Director, Cyber Security Operations

The Director of Cyber Security Operations at CoreWeave is responsible for managing daily operations of the CoreWeave security operations team and cyber suite of tools. In this role, the ideal candidate must deliver high quality, repeatable and sustainable cyber and reliability related support and outcomes to the Company's IT, Network and Engineering teams.
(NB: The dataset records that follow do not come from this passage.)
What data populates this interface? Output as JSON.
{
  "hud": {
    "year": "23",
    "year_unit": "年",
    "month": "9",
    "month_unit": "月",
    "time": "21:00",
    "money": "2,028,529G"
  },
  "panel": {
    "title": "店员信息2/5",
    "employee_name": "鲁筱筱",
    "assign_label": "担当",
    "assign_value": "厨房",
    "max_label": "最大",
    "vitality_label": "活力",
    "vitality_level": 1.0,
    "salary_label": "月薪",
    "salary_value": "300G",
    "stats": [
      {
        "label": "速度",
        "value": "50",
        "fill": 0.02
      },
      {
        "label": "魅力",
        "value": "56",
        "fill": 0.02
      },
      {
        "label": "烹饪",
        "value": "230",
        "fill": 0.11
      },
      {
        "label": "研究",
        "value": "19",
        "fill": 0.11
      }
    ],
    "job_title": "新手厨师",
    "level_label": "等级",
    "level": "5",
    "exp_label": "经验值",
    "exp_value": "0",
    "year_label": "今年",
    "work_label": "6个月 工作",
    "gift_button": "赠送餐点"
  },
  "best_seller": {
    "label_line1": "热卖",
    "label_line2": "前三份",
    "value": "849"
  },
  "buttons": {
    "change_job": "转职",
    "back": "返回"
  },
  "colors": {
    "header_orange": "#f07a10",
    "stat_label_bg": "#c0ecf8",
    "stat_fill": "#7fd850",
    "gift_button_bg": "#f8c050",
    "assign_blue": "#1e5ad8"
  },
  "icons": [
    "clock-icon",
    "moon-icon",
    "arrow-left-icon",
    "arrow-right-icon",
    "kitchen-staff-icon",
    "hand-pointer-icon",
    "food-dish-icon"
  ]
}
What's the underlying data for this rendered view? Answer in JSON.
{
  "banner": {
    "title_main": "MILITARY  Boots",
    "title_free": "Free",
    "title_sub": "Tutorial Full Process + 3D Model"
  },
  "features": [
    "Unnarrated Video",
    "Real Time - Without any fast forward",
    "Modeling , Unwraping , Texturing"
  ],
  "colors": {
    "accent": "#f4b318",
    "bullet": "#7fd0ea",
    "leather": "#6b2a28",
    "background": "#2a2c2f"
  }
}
They will also play a critical role in alerting on reporting deviations, tracking, and identifying errors/incident trends, and monitoring of CoreWeave network, infrastructure and endpoint assets to ensure the overall health and security of the CoreWeave ecosystem.

Responsibilities include:

• Lead the protection of CoreWeave's network boundaries, keeping computer systems and network devices hardened against potential attacks
• Work with network equipment and actively monitor our systems for attacks and intrusions
• Experience with infrastructure systems administration, and operations and maintenance server health checks; troubleshoot complex issues in a large network environment
• Design, build and maintain Cyber Threat Detection tooling
• Leverage knowledge of cyber threat tactics, techniques and procedures (TTPs) to inform the design of detection rules
• You use your experience to own and drive the resolution of complex security incidents, policy questions and technical security issues
• Actively lead and/or participate in incident investigations and cyber responses
• Partner with CoreWeave engineers to proactively identify and fix infrastructure security flaws and vulnerabilities
• Build and enhance the detection capabilities of Security Operations through the design, implementation, and ongoing tuning of detection rules
• Owning and operating CrowdStrike Falcon, including administration of the tool
• Administer additional cyber security tools within our suite
• Participate in new cyber product POCs, enhancements and deployments
• Ability to provide solutions to complex issues; handle multiple tasks in a fast-paced environment; set priorities; meet deadlines per project scope
• Demonstrated ability to present complex, technical information to both technical and non-technical audiences
• Executive presence demonstrated through: strong time management, communication, technical writing, presentations, and documentation skills
• Ability to work with minimal supervision, have attention to detail, and 100% follow-through on all work assignments
• Perform other work-related duties as assigned

Requirements:

8 -10 years of experience in:

• Building and managing a team of cyber security and engineering focused employees
• Hands-on experience managing security tools servers in a large environment, to include routine Linux and Windows patching and application patching/upgrades
• Expert experience deploying, tuning and maintaining Data Loss Prevention software
• Experience managing EDR tooling (e.g. Crowdstrike) and setting EDR, anti-virus policies, exclusions, dashboards, queries, reporting and analysis
• Experience with administration of email protection tooling
• Knowledge and experience with identification and remediation of CVEs within a large infrastructure deployment
• Experience managing/troubleshooting workstations/servers, local EDR, anti-virus software, log analysis, as it relates to security compliance
• Willingness to learn new technologies/toolsets as part of the job responsibilities

Preferred Skills:

Experience operating and maintaining enterprise level information security tools, proven experience in Systems Administration, including server & workstation troubleshooting, Knowledge and experience with cloud-based infrastructures, Knowledge of network concepts/protocols, Familiarity with Linux operating systems, Security+, Network+

The preferred candidate also has, experienced with or knowledge of the following skills & qualifications:

• Building/configuring Security incident and event management (SIEM) systems, intrusion defense system (IDS), intrusion prevention system (IPS), Firewall, Antivirus, Web Proxies, Authentication, Cryptography, Kubernetes, Linux server administration, and/or network administration
• Has any of the following certifications: Certified Intrusion analyst (GCIAs), GIAC Reverse Engineering Malware (GREM), GIAC Penetration Testing Certification (GPEN), GIAC Certified Enterprise Defender (GCED), Certified Geographic Information Systems Professional (GISP), GIAC Certified Incident Handler (GCIH), Certified Information Systems Security Professional (CISSP), Cisco Certified Network Associate (CCNA), Certified Information Systems Auditor (CISA), Certified Ethical Hacker (CEH), GIAC Security Essentials Certification (GSEC), Offensive Security Certified Professional (OSCP), and/or Security Cisco Certified Networking Professional – Security (CCNP-Security)
• Familiarity with sending Requests for Proposals (RFPs) to gather information regarding installation of new cyber tooling to best protect the company
• Familiarity with contract negotiations with cyber security vendors
• Creating and presenting technical strategies and technical solution recommendations
• Designing and implementing technical solutions
• Integrating new technologies into existing technology portfolio
• Collaborating with cross-functional teams, including engineering

The Director of Cyber Security Operations works standard Eastern time zone business hours, with 24/7 on-call responsibilities. CoreWeave is a fast growth startup, and the selected candidate is willing to be flexible for when they are needed. There will be times where this person needs to be available outside of regular business hours to support critical issues or meetings.